Changes to the UK’s online gaming industry taxation system could have far-reaching effects on the country’s punters according to a report. Deloitte’s long-awaited testimony into the effect UK Gambling Commission changes will have on the online gaming industry was commissioned by William Hill and finds that players could find themselves having to gamble with unregulated sites more and more.
According to the Daily Telegraph, Deloitte’s all-singing, all-dancing report finds 27% of current revenues taken in the UK would disappear into the “grey,” or to the un-Deloitte-ucated of us the unregulated market, if a 10% consumption tax was levied. If that rose to 15%, 40% of revenues would be in the grey bay. Hills got Deloitte on board after the summer saw tourism minister John Penrose propose changes to the Gambling Act. It’s a little wonder some firms have gotten up in arms about it. We’re talking about a market that’s worth around 18% of the UK’s total gambling revenue equating to $1.7billion and all this in one of the world’s most respected licensing regimes.
The new proposals would require firms to hold a Gambling Commission licence allowing them to interact with British customers. There’s more from Deloitte though as they’re worried of a potential “adverse impact on the UK economy through reduced industry spend on its supply chain.”
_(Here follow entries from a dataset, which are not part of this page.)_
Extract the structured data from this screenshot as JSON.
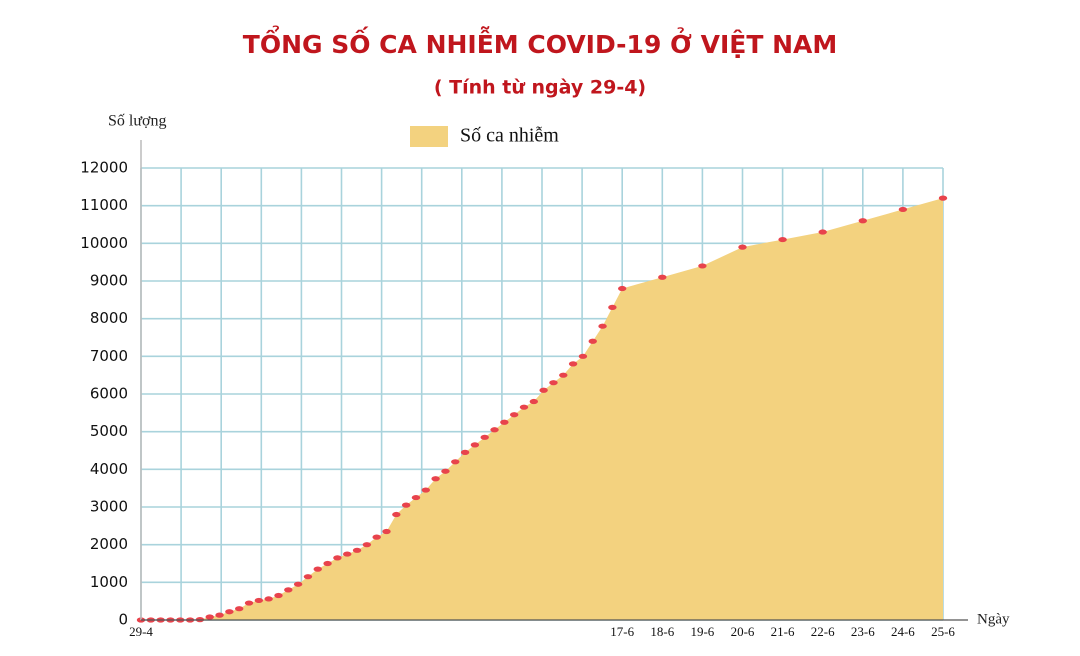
{
  "chart_data": {
    "type": "area",
    "title": "TỔNG SỐ CA NHIỄM COVID-19 Ở VIỆT NAM",
    "subtitle": "( Tính từ ngày 29-4)",
    "y_label": "Số lượng",
    "x_label": "Ngày",
    "categories": [
      "29-4",
      null,
      null,
      null,
      null,
      null,
      null,
      null,
      null,
      null,
      null,
      null,
      null,
      null,
      null,
      null,
      null,
      null,
      null,
      null,
      null,
      null,
      null,
      null,
      null,
      null,
      null,
      null,
      null,
      null,
      null,
      null,
      null,
      null,
      null,
      null,
      null,
      null,
      null,
      null,
      null,
      null,
      null,
      null,
      null,
      null,
      null,
      null,
      null,
      "17-6",
      "18-6",
      "19-6",
      "20-6",
      "21-6",
      "22-6",
      "23-6",
      "24-6",
      "25-6"
    ],
    "series": [
      {
        "name": "Số ca nhiễm",
        "color": "#f3d27f",
        "marker_color": "#e8434c",
        "values": [
          0,
          0,
          0,
          0,
          0,
          0,
          10,
          80,
          130,
          220,
          300,
          450,
          520,
          560,
          650,
          800,
          950,
          1150,
          1350,
          1500,
          1650,
          1750,
          1850,
          2000,
          2200,
          2350,
          2800,
          3050,
          3250,
          3450,
          3750,
          3950,
          4200,
          4450,
          4650,
          4850,
          5050,
          5250,
          5450,
          5650,
          5800,
          6100,
          6300,
          6500,
          6800,
          7000,
          7400,
          7800,
          8300,
          8800,
          9100,
          9400,
          9900,
          10100,
          10300,
          10600,
          10900,
          11200
        ]
      }
    ],
    "ylim": [
      0,
      12000
    ],
    "yticks": [
      0,
      1000,
      2000,
      3000,
      4000,
      5000,
      6000,
      7000,
      8000,
      9000,
      10000,
      11000,
      12000
    ],
    "grid": true
  }
}
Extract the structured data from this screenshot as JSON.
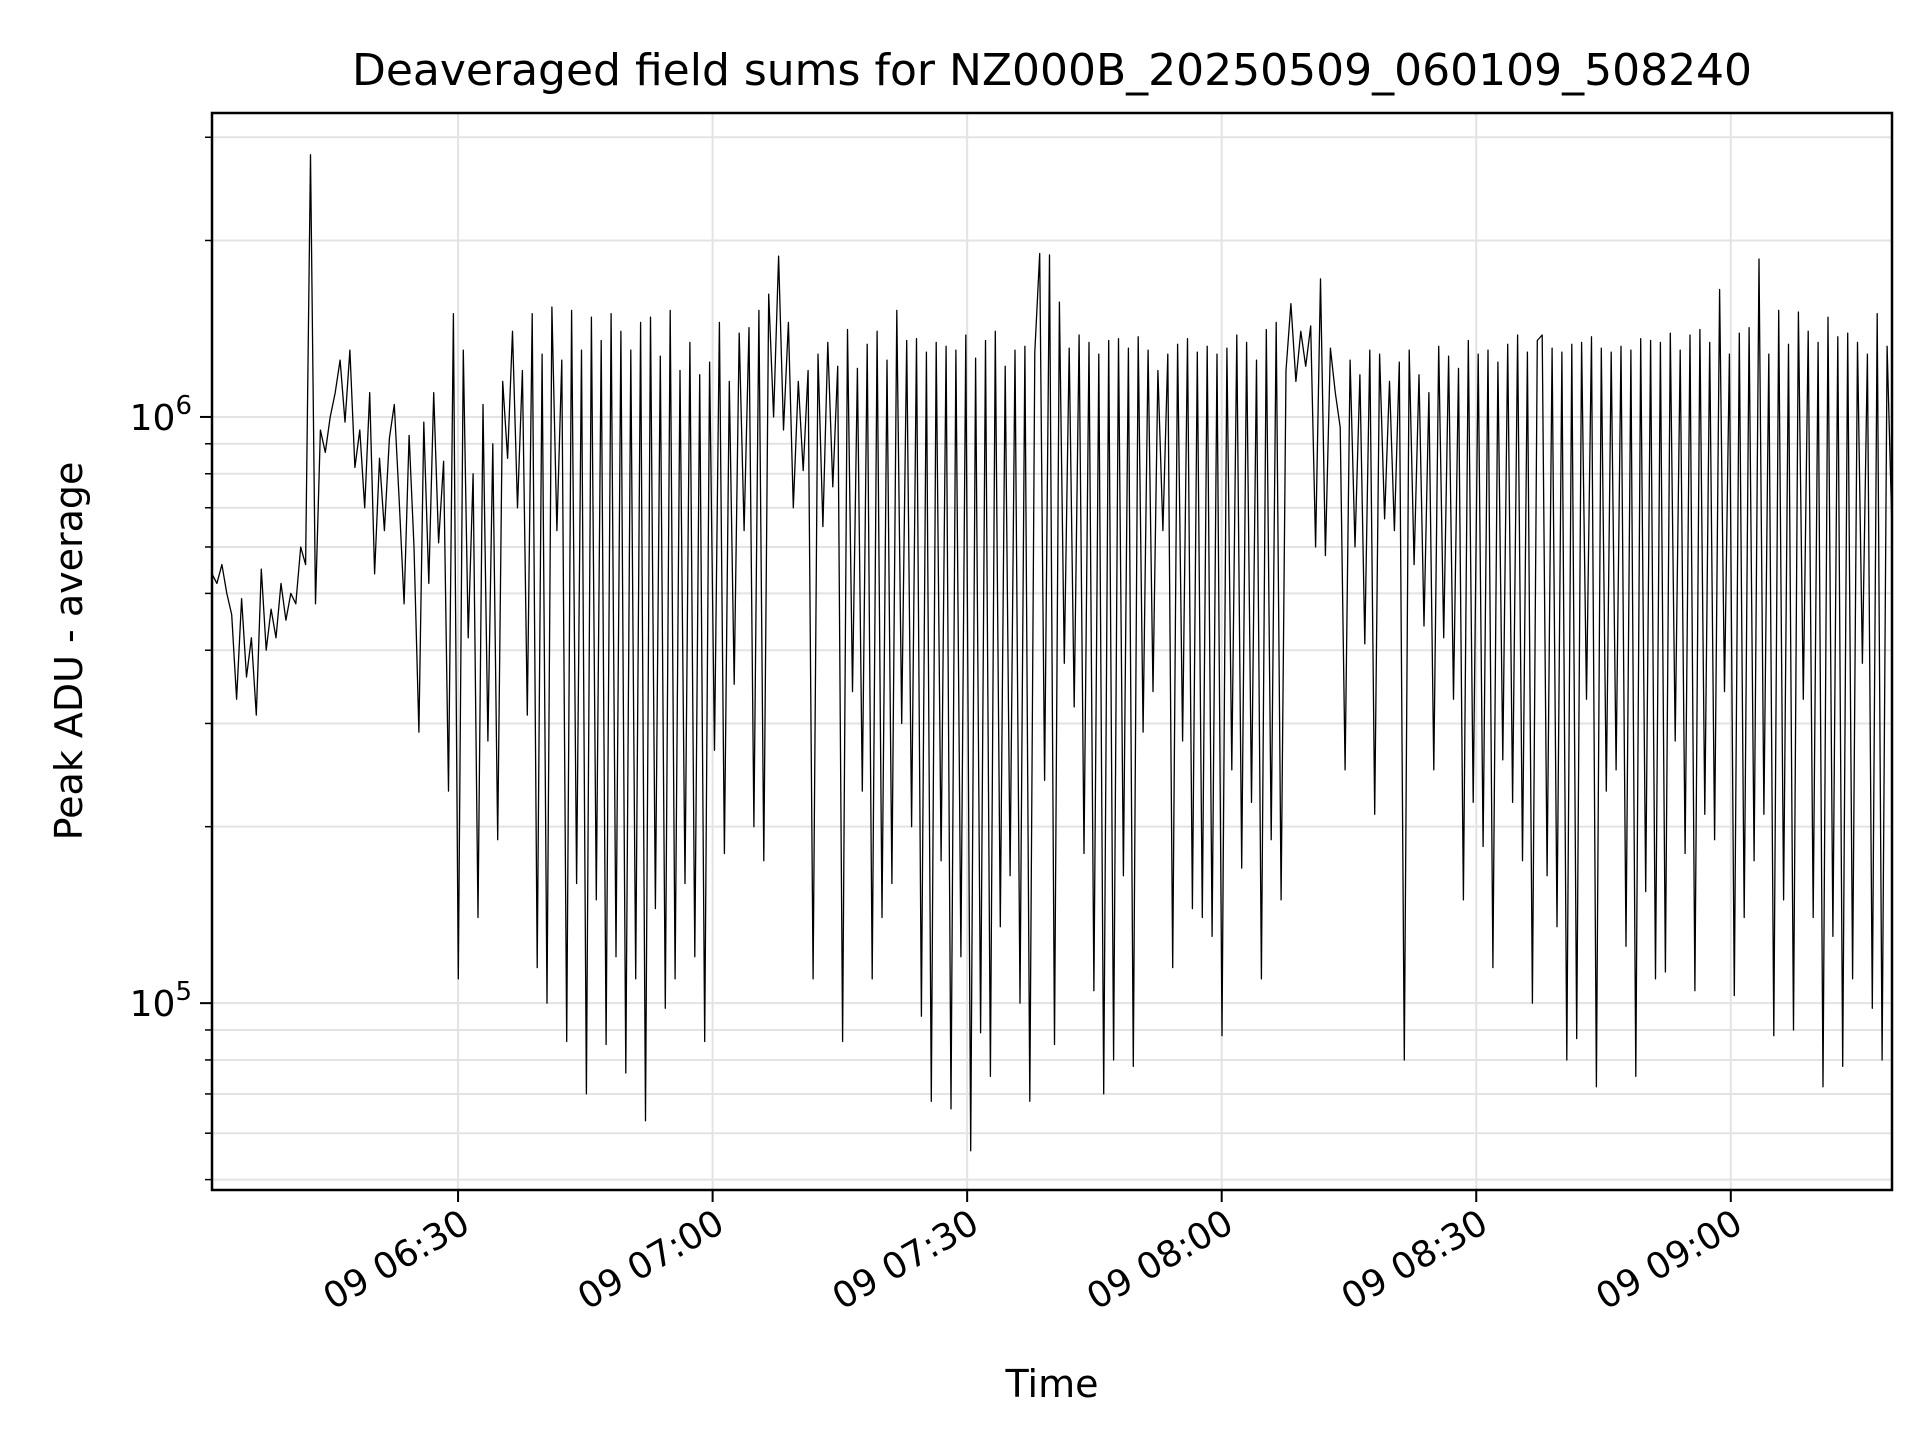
{
  "chart_data": {
    "type": "line",
    "title": "Deaveraged field sums for NZ000B_20250509_060109_508240",
    "xlabel": "Time",
    "ylabel": "Peak ADU - average",
    "yscale": "log",
    "xlim": [
      "2025-05-09 06:01",
      "2025-05-09 09:19"
    ],
    "ylim": [
      48000,
      3300000
    ],
    "grid": true,
    "line_color": "#000000",
    "x_ticks": [
      {
        "time": "06:30",
        "label": "09 06:30"
      },
      {
        "time": "07:00",
        "label": "09 07:00"
      },
      {
        "time": "07:30",
        "label": "09 07:30"
      },
      {
        "time": "08:00",
        "label": "09 08:00"
      },
      {
        "time": "08:30",
        "label": "09 08:30"
      },
      {
        "time": "09:00",
        "label": "09 09:00"
      }
    ],
    "y_ticks": [
      {
        "value": 100000,
        "base": "10",
        "exp": "5"
      },
      {
        "value": 1000000,
        "base": "10",
        "exp": "6"
      }
    ],
    "series": [
      {
        "x_start": "2025-05-09 06:01",
        "x_end": "2025-05-09 09:19",
        "values": [
          540000,
          520000,
          560000,
          500000,
          460000,
          330000,
          490000,
          360000,
          420000,
          310000,
          550000,
          400000,
          470000,
          420000,
          520000,
          450000,
          500000,
          480000,
          600000,
          560000,
          2800000,
          480000,
          950000,
          870000,
          1000000,
          1100000,
          1250000,
          980000,
          1300000,
          820000,
          950000,
          700000,
          1100000,
          540000,
          850000,
          640000,
          920000,
          1050000,
          720000,
          480000,
          930000,
          600000,
          290000,
          980000,
          520000,
          1100000,
          610000,
          840000,
          230000,
          1500000,
          110000,
          1300000,
          420000,
          800000,
          140000,
          1050000,
          280000,
          900000,
          190000,
          1150000,
          850000,
          1400000,
          700000,
          1200000,
          310000,
          1500000,
          115000,
          1280000,
          100000,
          1540000,
          640000,
          1250000,
          86000,
          1520000,
          160000,
          1300000,
          70000,
          1480000,
          150000,
          1350000,
          85000,
          1500000,
          120000,
          1400000,
          76000,
          1300000,
          110000,
          1450000,
          63000,
          1480000,
          145000,
          1270000,
          98000,
          1520000,
          110000,
          1200000,
          160000,
          1340000,
          120000,
          1180000,
          86000,
          1240000,
          270000,
          1450000,
          180000,
          1150000,
          350000,
          1390000,
          640000,
          1420000,
          200000,
          1520000,
          175000,
          1620000,
          1000000,
          1880000,
          950000,
          1450000,
          700000,
          1150000,
          810000,
          1200000,
          110000,
          1280000,
          650000,
          1340000,
          760000,
          1220000,
          86000,
          1410000,
          340000,
          1210000,
          230000,
          1330000,
          110000,
          1400000,
          140000,
          1250000,
          160000,
          1520000,
          300000,
          1350000,
          200000,
          1360000,
          95000,
          1290000,
          68000,
          1340000,
          175000,
          1320000,
          66000,
          1300000,
          120000,
          1380000,
          56000,
          1260000,
          89000,
          1350000,
          75000,
          1400000,
          135000,
          1220000,
          165000,
          1300000,
          100000,
          1320000,
          68000,
          1290000,
          1900000,
          240000,
          1890000,
          85000,
          1570000,
          380000,
          1310000,
          320000,
          1380000,
          180000,
          1340000,
          105000,
          1280000,
          70000,
          1350000,
          80000,
          1360000,
          165000,
          1310000,
          78000,
          1370000,
          290000,
          1300000,
          340000,
          1200000,
          640000,
          1280000,
          115000,
          1330000,
          280000,
          1360000,
          145000,
          1290000,
          140000,
          1320000,
          130000,
          1280000,
          88000,
          1310000,
          250000,
          1380000,
          170000,
          1340000,
          220000,
          1250000,
          110000,
          1410000,
          190000,
          1450000,
          150000,
          1200000,
          1560000,
          1150000,
          1400000,
          1220000,
          1430000,
          600000,
          1720000,
          580000,
          1310000,
          1100000,
          960000,
          250000,
          1250000,
          600000,
          1180000,
          410000,
          1300000,
          210000,
          1280000,
          670000,
          1150000,
          640000,
          1240000,
          80000,
          1300000,
          560000,
          1180000,
          440000,
          1100000,
          250000,
          1320000,
          420000,
          1270000,
          330000,
          1210000,
          150000,
          1350000,
          220000,
          1280000,
          185000,
          1300000,
          115000,
          1240000,
          260000,
          1330000,
          220000,
          1380000,
          175000,
          1290000,
          100000,
          1350000,
          1380000,
          165000,
          1310000,
          135000,
          1290000,
          80000,
          1330000,
          87000,
          1340000,
          330000,
          1370000,
          72000,
          1310000,
          230000,
          1290000,
          250000,
          1320000,
          125000,
          1300000,
          75000,
          1360000,
          155000,
          1350000,
          110000,
          1340000,
          113000,
          1390000,
          280000,
          1300000,
          180000,
          1380000,
          105000,
          1410000,
          210000,
          1340000,
          190000,
          1650000,
          340000,
          1280000,
          103000,
          1390000,
          140000,
          1420000,
          175000,
          1860000,
          210000,
          1280000,
          88000,
          1520000,
          150000,
          1330000,
          90000,
          1510000,
          330000,
          1400000,
          140000,
          1340000,
          72000,
          1480000,
          130000,
          1370000,
          78000,
          1390000,
          110000,
          1340000,
          380000,
          1280000,
          98000,
          1500000,
          80000,
          1320000,
          640000
        ]
      }
    ]
  }
}
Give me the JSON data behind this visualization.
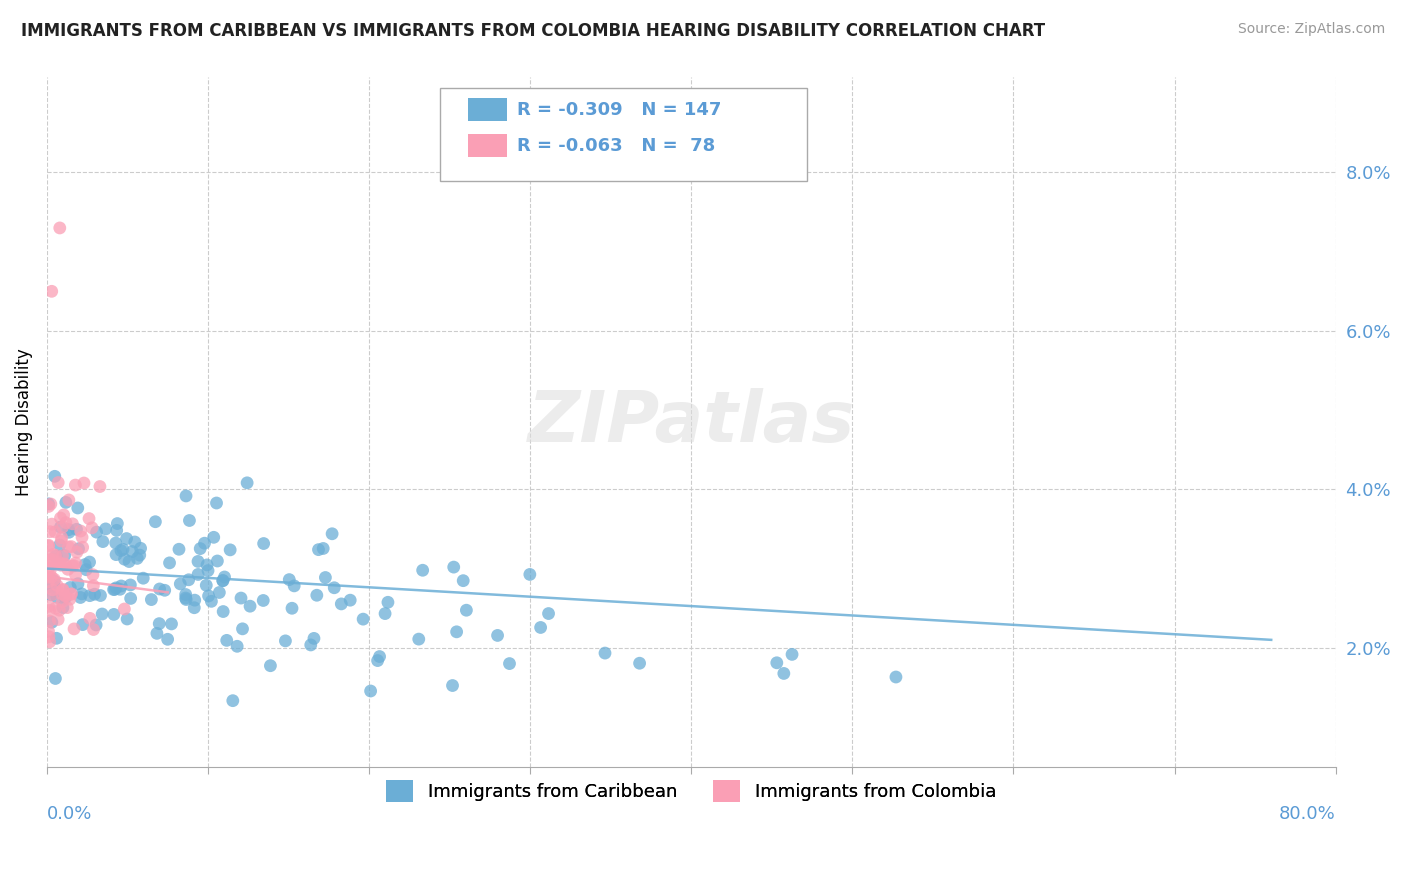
{
  "title": "IMMIGRANTS FROM CARIBBEAN VS IMMIGRANTS FROM COLOMBIA HEARING DISABILITY CORRELATION CHART",
  "source": "Source: ZipAtlas.com",
  "ylabel": "Hearing Disability",
  "y_ticks": [
    "2.0%",
    "4.0%",
    "6.0%",
    "8.0%"
  ],
  "y_tick_vals": [
    0.02,
    0.04,
    0.06,
    0.08
  ],
  "x_lim": [
    0.0,
    0.8
  ],
  "y_lim": [
    0.005,
    0.092
  ],
  "color_caribbean": "#6baed6",
  "color_colombia": "#fa9fb5",
  "title_color": "#222222",
  "axis_color": "#5b9bd5",
  "legend_text_color": "#5b9bd5",
  "watermark_text": "ZIPatlas",
  "legend_r1": "R = -0.309",
  "legend_n1": "N = 147",
  "legend_r2": "R = -0.063",
  "legend_n2": "N =  78",
  "legend_label1": "Immigrants from Caribbean",
  "legend_label2": "Immigrants from Colombia",
  "source_color": "#999999"
}
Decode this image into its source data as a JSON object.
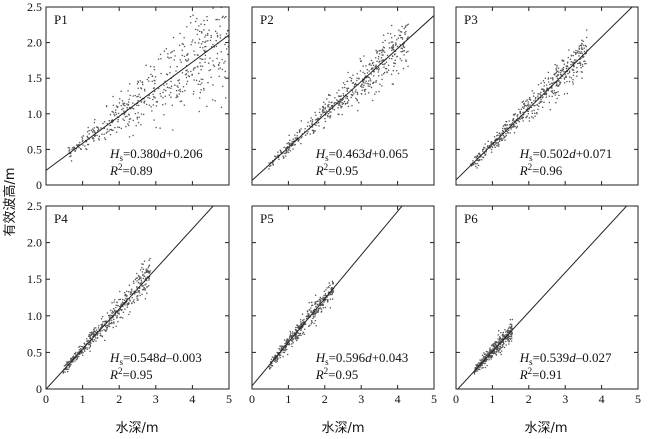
{
  "chart_data": {
    "type": "scatter",
    "shared_ylabel": "有效波高/m",
    "shared_xlabel": "水深/m",
    "panels": [
      {
        "label": "P1",
        "xlim": [
          0,
          5
        ],
        "ylim": [
          0,
          2.5
        ],
        "xticks": [],
        "yticks": [
          "0",
          "0.5",
          "1.0",
          "1.5",
          "2.0",
          "2.5"
        ],
        "fit": {
          "slope": 0.38,
          "intercept": 0.206
        },
        "eq_hs": "H",
        "eq_sub": "s",
        "eq_rest": "=0.380d+0.206",
        "r2_text": "=0.89",
        "scatter": {
          "x_range": [
            0.6,
            5.0
          ],
          "noise_base": 0.03,
          "noise_growth": 0.08,
          "n": 520
        }
      },
      {
        "label": "P2",
        "xlim": [
          0,
          5
        ],
        "ylim": [
          0,
          2.5
        ],
        "xticks": [],
        "yticks": [],
        "fit": {
          "slope": 0.463,
          "intercept": 0.065
        },
        "eq_hs": "H",
        "eq_sub": "s",
        "eq_rest": "=0.463d+0.065",
        "r2_text": "=0.95",
        "scatter": {
          "x_range": [
            0.45,
            4.3
          ],
          "noise_base": 0.03,
          "noise_growth": 0.04,
          "n": 520
        }
      },
      {
        "label": "P3",
        "xlim": [
          0,
          5
        ],
        "ylim": [
          0,
          2.5
        ],
        "xticks": [],
        "yticks": [],
        "fit": {
          "slope": 0.502,
          "intercept": 0.071
        },
        "eq_hs": "H",
        "eq_sub": "s",
        "eq_rest": "=0.502d+0.071",
        "r2_text": "=0.96",
        "scatter": {
          "x_range": [
            0.4,
            3.6
          ],
          "noise_base": 0.03,
          "noise_growth": 0.035,
          "n": 520
        }
      },
      {
        "label": "P4",
        "xlim": [
          0,
          5
        ],
        "ylim": [
          0,
          2.5
        ],
        "xticks": [
          "1",
          "2",
          "3",
          "4",
          "5"
        ],
        "yticks": [
          "0",
          "0.5",
          "1.0",
          "1.5",
          "2.0",
          "2.5"
        ],
        "fit": {
          "slope": 0.548,
          "intercept": -0.003
        },
        "eq_hs": "H",
        "eq_sub": "s",
        "eq_rest": "=0.548d–0.003",
        "r2_text": "=0.95",
        "scatter": {
          "x_range": [
            0.45,
            2.85
          ],
          "noise_base": 0.03,
          "noise_growth": 0.035,
          "n": 480
        }
      },
      {
        "label": "P5",
        "xlim": [
          0,
          5
        ],
        "ylim": [
          0,
          2.5
        ],
        "xticks": [
          "0",
          "1",
          "2",
          "3",
          "4",
          "5"
        ],
        "yticks": [],
        "fit": {
          "slope": 0.596,
          "intercept": 0.043
        },
        "eq_hs": "H",
        "eq_sub": "s",
        "eq_rest": "=0.596d+0.043",
        "r2_text": "=0.95",
        "scatter": {
          "x_range": [
            0.45,
            2.25
          ],
          "noise_base": 0.03,
          "noise_growth": 0.03,
          "n": 420
        }
      },
      {
        "label": "P6",
        "xlim": [
          0,
          5
        ],
        "ylim": [
          0,
          2.5
        ],
        "xticks": [
          "0",
          "1",
          "2",
          "3",
          "4",
          "5"
        ],
        "yticks": [],
        "fit": {
          "slope": 0.539,
          "intercept": -0.027
        },
        "eq_hs": "H",
        "eq_sub": "s",
        "eq_rest": "=0.539d–0.027",
        "r2_text": "=0.91",
        "scatter": {
          "x_range": [
            0.5,
            1.55
          ],
          "noise_base": 0.03,
          "noise_growth": 0.035,
          "n": 380
        }
      }
    ],
    "x0_label": "0",
    "r2_symbol": "R",
    "r2_sup": "2"
  },
  "colors": {
    "point": "#555555",
    "line": "#222222",
    "axes": "#222222"
  }
}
Why are the public firms getting extra worried? If you take the complainant here, William Hill, as an example, they take the regulated European markets so seriously because they have no strategy in the Asian market. The UK is what they know and in it’s no shame to admit this is the case with everyone champing at the bit to be involved in one of the most respected locations on the planet. It’s just that when push comes to shove, the private-held companies might lose half a night’s sleep over this and think of a beach location in the Far East whereas the public ones will come over with a bout of insomnia.